Santísima Trinidad – B. 1ª lectura
32Interroga,
pues, a los tiempos antiguos que te han precedido, desde el día en que Dios
creó al hombre sobre la tierra: de un extremo al otro de los cielos ¿se ha
producido alguna vez un acontecimiento tan imponente como éste, o se escuchó
algo semejante? 33 ¿Oyó pueblo alguno la voz de Dios hablándole
desde el fuego, como tú le oíste, y quedó con vida? 34 O ¿intentó
Dios jamás venir a elegirse un pueblo de en medio de otra nación, con pruebas y
señales, con milagros y guerra, con mano fuerte y brazo extendido y causando
enormes terrores, como hizo por vosotros el Señor, vuestro Dios, en Egipto,
ante tus propios ojos?
39 Por
tanto, reconoce hoy y medita en tu corazón que el Señor es el Dios arriba en
los cielos y abajo en la tierra: no hay otro. 40 Guarda sus leyes y
sus preceptos que yo te ordeno hoy, para que os vaya bien a ti y a los hijos
que te sucedan, y para que tengáis larga vida en la tierra que el Señor, tu
Dios, te da para siempre.
Hay en este final del primer discurso una importante enseñanza
teológica: el profundo concepto de Dios Uno (monoteísmo); la elección de Israel
como pueblo específico de Dios; la providencia singular y benévola hacia este
pueblo; la potencia de Dios, manifestada en prodigios a favor del pueblo
elegido; y la consecuencia: Israel debe ser fiel al único Dios, guardando sus
mandamientos y dándole sólo a Él el culto debido; de ese modo seguirá gozando
de la protección divina.
Éste y otros pasajes de los libros sagrados muestra el gran esfuerzo
de los autores inspirados por actualizar la enseñanza de tradiciones religiosas
antiguas y aplicarlas a las situaciones y necesidades de los israelitas de
épocas posteriores; de ahí, quizá, las frecuentes llamadas a la fidelidad a la Alianza , pues es de ella
de la que en última instancia derivaban esas tradiciones.

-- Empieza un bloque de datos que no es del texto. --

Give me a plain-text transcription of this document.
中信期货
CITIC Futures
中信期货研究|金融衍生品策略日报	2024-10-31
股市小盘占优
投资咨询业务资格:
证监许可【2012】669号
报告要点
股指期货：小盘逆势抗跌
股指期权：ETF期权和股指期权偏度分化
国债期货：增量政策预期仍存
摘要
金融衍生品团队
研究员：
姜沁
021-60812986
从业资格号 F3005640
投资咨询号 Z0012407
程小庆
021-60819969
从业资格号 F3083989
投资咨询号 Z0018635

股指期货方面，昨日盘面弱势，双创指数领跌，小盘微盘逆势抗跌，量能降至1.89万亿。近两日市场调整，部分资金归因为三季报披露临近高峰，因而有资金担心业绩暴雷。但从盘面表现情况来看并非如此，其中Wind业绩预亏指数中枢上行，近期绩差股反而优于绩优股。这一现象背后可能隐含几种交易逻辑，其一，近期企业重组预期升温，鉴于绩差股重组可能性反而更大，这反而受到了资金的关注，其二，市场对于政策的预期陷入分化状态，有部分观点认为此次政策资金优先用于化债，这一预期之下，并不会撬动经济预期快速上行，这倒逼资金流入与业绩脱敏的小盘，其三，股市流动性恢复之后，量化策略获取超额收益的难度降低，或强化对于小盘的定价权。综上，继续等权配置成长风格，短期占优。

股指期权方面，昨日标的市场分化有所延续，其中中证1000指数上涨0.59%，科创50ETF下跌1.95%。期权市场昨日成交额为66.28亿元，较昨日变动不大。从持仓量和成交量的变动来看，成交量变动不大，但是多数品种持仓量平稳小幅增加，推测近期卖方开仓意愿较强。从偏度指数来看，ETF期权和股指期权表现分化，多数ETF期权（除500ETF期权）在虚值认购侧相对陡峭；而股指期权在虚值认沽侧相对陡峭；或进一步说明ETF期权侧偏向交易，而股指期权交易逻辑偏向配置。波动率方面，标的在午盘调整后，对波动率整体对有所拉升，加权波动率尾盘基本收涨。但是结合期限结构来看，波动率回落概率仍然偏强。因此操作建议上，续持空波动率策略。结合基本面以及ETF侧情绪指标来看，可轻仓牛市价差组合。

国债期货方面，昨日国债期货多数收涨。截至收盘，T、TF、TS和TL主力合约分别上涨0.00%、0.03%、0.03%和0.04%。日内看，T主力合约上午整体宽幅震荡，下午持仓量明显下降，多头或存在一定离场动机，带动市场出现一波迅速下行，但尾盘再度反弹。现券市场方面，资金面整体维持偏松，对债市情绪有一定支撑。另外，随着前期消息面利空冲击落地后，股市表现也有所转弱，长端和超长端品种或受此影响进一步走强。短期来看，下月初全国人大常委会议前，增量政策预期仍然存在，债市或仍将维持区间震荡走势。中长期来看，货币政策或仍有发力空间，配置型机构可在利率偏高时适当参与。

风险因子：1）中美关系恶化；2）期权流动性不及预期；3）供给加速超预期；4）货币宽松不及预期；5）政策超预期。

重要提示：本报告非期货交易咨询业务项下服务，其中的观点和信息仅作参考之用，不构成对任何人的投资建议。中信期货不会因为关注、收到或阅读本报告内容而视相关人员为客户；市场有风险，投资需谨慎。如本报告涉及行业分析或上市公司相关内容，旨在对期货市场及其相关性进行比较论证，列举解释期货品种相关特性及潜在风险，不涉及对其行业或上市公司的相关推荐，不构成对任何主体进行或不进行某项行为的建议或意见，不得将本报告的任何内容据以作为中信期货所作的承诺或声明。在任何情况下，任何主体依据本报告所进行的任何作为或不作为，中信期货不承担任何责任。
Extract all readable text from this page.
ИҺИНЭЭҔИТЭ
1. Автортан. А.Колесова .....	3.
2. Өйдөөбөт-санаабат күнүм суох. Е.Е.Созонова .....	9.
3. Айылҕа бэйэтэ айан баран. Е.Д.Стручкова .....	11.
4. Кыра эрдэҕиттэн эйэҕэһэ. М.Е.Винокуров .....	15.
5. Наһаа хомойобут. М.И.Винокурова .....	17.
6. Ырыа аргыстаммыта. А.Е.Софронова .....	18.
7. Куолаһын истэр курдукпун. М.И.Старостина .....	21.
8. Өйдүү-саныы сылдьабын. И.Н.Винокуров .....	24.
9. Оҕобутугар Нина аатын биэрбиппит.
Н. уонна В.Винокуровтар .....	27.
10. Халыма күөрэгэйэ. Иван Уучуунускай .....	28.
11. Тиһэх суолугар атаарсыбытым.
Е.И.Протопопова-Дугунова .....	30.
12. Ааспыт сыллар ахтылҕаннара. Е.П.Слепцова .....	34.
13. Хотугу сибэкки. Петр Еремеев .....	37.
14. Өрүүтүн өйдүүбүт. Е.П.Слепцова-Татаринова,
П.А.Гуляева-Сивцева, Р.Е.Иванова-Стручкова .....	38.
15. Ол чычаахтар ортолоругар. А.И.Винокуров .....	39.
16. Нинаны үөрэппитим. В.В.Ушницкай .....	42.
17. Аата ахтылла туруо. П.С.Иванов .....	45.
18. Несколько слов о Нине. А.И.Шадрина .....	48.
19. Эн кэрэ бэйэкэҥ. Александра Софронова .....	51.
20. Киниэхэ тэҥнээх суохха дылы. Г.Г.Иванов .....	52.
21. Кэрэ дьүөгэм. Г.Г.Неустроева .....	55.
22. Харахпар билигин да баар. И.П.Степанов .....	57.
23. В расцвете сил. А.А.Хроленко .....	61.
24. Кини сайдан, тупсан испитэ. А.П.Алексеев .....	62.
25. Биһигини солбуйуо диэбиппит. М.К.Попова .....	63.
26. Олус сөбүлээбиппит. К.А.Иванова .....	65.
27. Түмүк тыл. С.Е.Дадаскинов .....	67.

«A lo largo de su historia, Israel pudo descubrir que su Dios sólo
tenía una razón para revelársele y escogerlo entre todos los pueblos como
pueblo suyo: su amor gratuito (cfr Dt 4,37; 7,8; 10,15). E Israel comprendió,
gracias a sus profetas, que también por amor Dios no cesó de salvarlo (cfr Is
43,1-7) y de perdonarle su infidelidad y sus pecados (cfr Os 2)» (Catecismo de la Iglesia Católica ,
n. 218).
La fórmula deuteronómica «el Señor es el Dios (ha-Elohim, a saber, el Dios Único) y no hay otro excepto Él» (v.
35), que aparece repetidas veces (cfr 4,39; 6,4; 32,39; etc.), constituye
también la esencia de la predicación profética (cfr Jr 2,11-33; Is 41,2-29;
44,6; 46,9). Los Profetas se esfuerzan por atraer o mantener a Israel en la
fidelidad al Dios Uno y Único que se reveló a los patriarcas y a Moisés, y
contribuyeron al desarrollo y profundización del monoteísmo, de la
universalidad del poder de Yahwéh, de sus exigencias morales, etc. Pero el
núcleo de toda esa enseñanza lo encontramos expuesto, de modo profundo y
concreto, en el Deuteronomio. Esta doctrina tiene amplia repercusión en la idea
del Señor como «Dios celoso» (cfr Ex 20,5) que exige la total sumisión de sus
fieles y no es compatible con las divinidades a las que otros pueblos rinden
culto (cfr Ex 20,3).
La práctica del bien, de los mandamientos de la Ley de Dios, es causa de vida
(v. 40) entendida en principio como duración de la vida presente, mientras el
pecado acarrea con frecuencia la desgracia o la muerte, como castigos divinos
(cfr Ez 18,10-13; 18,19-20; etc.). Que Dios retribuye al hombre con justicia,
premiándolo o castigándolo, más tarde o más temprano, por el bien o el mal que
haga, es doctrina constante a lo largo del Antiguo y del Nuevo Testamento. En
textos antiguos, el acento cae sobre el premio o castigo durante la vida
presente. En el Nuevo Testamento se acentúa la transcendencia de la retribución
divina para la vida futura. No es de extrañar ese perfeccionamiento progresivo
del horizonte ético: es la pedagogía divina que enseña a los hombres, poco a
poco, contando con el tiempo y con la gracia.